扉に光るランプ〜落とした想いの物語〜

「もう、大丈夫だよね?出てこないよね?」



「大丈夫だと思うけど」



と、辺りを見渡してキョロキョロと確認する。



「大丈夫…かな。行こうか、多分進めると思うし」



「うん」



暁さんの言葉に頷き足を動かこうとした。



と、その時ー。



「ぎぃえーー」



また背後から鈍い声が聞こえてきた。



「危ない!」



「!?」



と、襲いかかろうとしていた生き物から庇うかのように、暁さんは私の体を引き寄せ密着させてきては、水鉄砲を生き物に向けて発射させた。



そして、一瞬にして消えていった。



「…っ」



顔が見事に暁さんの胸の辺りに埋め込まれて、左右の肩に掛けて腕が回されて、右肩には暁さんの力強い手が程よく感じる。

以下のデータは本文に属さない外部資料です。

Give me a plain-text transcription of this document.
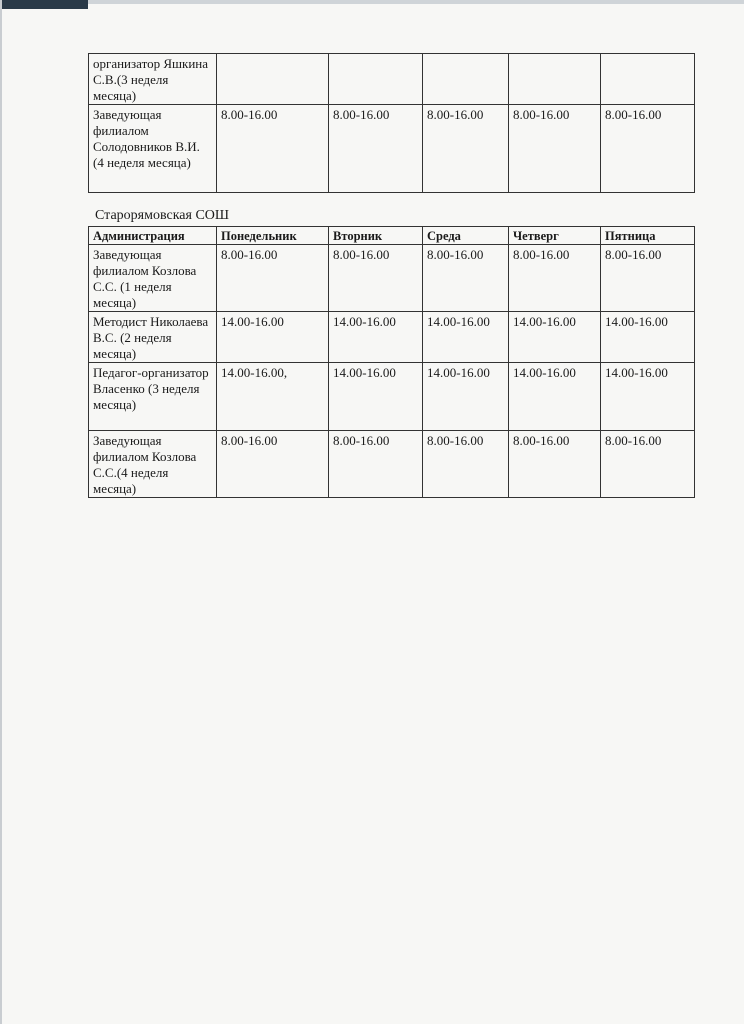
организатор Яшкина С.В.(3 неделя месяца)					
Заведующая филиалом Солодовников В.И. (4 неделя месяца)	8.00-16.00	8.00-16.00	8.00-16.00	8.00-16.00	8.00-16.00
Старорямовская СОШ
Администрация	Понедельник	Вторник	Среда	Четверг	Пятница
Заведующая филиалом Козлова С.С. (1 неделя месяца)	8.00-16.00	8.00-16.00	8.00-16.00	8.00-16.00	8.00-16.00
Методист Николаева В.С. (2 неделя месяца)	14.00-16.00	14.00-16.00	14.00-16.00	14.00-16.00	14.00-16.00
Педагог-организатор Власенко (3 неделя месяца)	14.00-16.00,	14.00-16.00	14.00-16.00	14.00-16.00	14.00-16.00
Заведующая филиалом Козлова С.С.(4 неделя месяца)	8.00-16.00	8.00-16.00	8.00-16.00	8.00-16.00	8.00-16.00
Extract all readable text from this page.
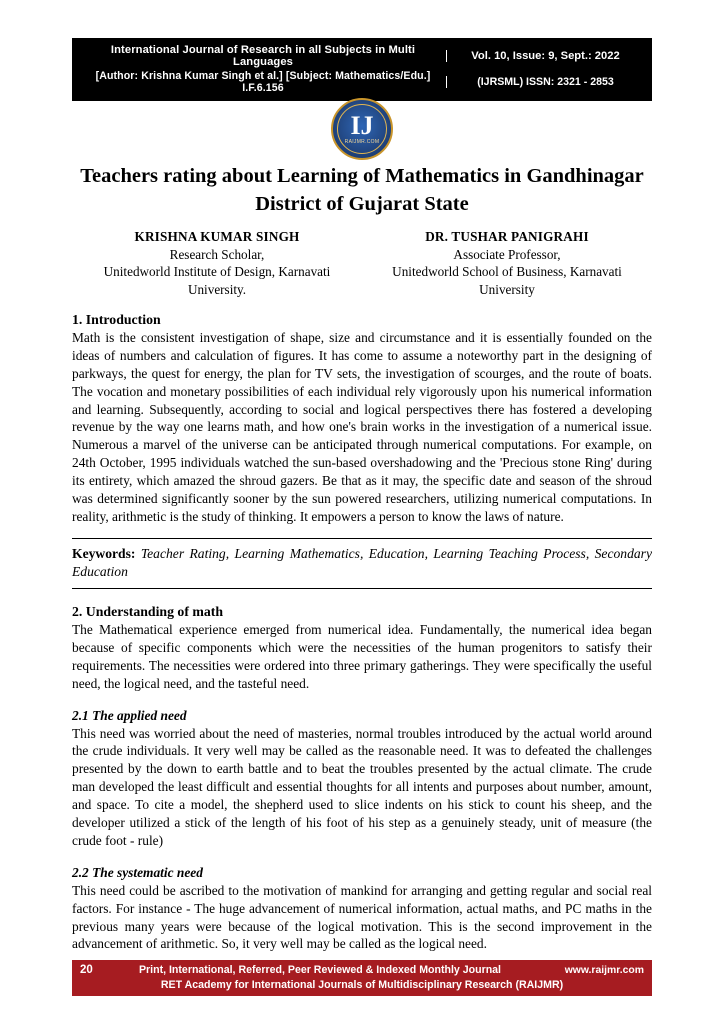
International Journal of Research in all Subjects in Multi Languages	Vol. 10, Issue: 9, Sept.: 2022
[Author: Krishna Kumar Singh et al.] [Subject: Mathematics/Edu.] I.F.6.156	(IJRSML) ISSN: 2321 - 2853
IJ
RAIJMR.COM
Teachers rating about Learning of Mathematics in Gandhinagar District of Gujarat State
KRISHNA KUMAR SINGH
Research Scholar,
Unitedworld Institute of Design, Karnavati
University.
DR. TUSHAR PANIGRAHI
Associate Professor,
Unitedworld School of Business, Karnavati
University
1. Introduction

Math is the consistent investigation of shape, size and circumstance and it is essentially founded on the ideas of numbers and calculation of figures. It has come to assume a noteworthy part in the designing of parkways, the quest for energy, the plan for TV sets, the investigation of scourges, and the route of boats. The vocation and monetary possibilities of each individual rely vigorously upon his numerical information and learning. Subsequently, according to social and logical perspectives there has fostered a developing revenue by the way one learns math, and how one's brain works in the investigation of a numerical issue. Numerous a marvel of the universe can be anticipated through numerical computations. For example, on 24th October, 1995 individuals watched the sun-based overshadowing and the 'Precious stone Ring' during its entirety, which amazed the shroud gazers. Be that as it may, the specific date and season of the shroud was determined significantly sooner by the sun powered researchers, utilizing numerical computations. In reality, arithmetic is the study of thinking. It empowers a person to know the laws of nature.

Keywords: Teacher Rating, Learning Mathematics, Education, Learning Teaching Process, Secondary Education
2. Understanding of math

The Mathematical experience emerged from numerical idea. Fundamentally, the numerical idea began because of specific components which were the necessities of the human progenitors to satisfy their requirements. The necessities were ordered into three primary gatherings. They were specifically the useful need, the logical need, and the tasteful need.

2.1 The applied need

This need was worried about the need of masteries, normal troubles introduced by the actual world around the crude individuals. It very well may be called as the reasonable need. It was to defeated the challenges presented by the down to earth battle and to beat the troubles presented by the actual climate. The crude man developed the least difficult and essential thoughts for all intents and purposes about number, amount, and space. To cite a model, the shepherd used to slice indents on his stick to count his sheep, and the developer utilized a stick of the length of his foot of his step as a genuinely steady, unit of measure (the crude foot - rule)

2.2 The systematic need

This need could be ascribed to the motivation of mankind for arranging and getting regular and social real factors. For instance - The huge advancement of numerical information, actual maths, and PC maths in the previous many years were because of the logical motivation. This is the second improvement in the advancement of arithmetic. So, it very well may be called as the logical need.

20	Print, International, Referred, Peer Reviewed & Indexed Monthly Journal	www.raijmr.com
RET Academy for International Journals of Multidisciplinary Research (RAIJMR)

なんとも言えないいたたまれなさと恥ずかしさに、微かに胸がきゅっとなった。



「急に来るなよなーもう…。あ、ごめんね。大丈夫?」



暁さんは自分のした行動に微かに慌てるように、私を引き離す。



「あ…う、うん。だ、大丈夫…」



(…びっくりした…っ)



「……」



(心臓の音……止まらないな)



「ごめんね、本当に大丈夫?」



「………だ、大丈夫。っ」



「あ…っ」



私が戸惑っていると、暁さんが顔を覗き込むかのように顔を傾けてきて、その時にお互いに目が合った。



目が合うと更に恥ずかしさに戸惑ってしまった。



「………」



「…………」



お互いに困惑して黙り込んでしまう。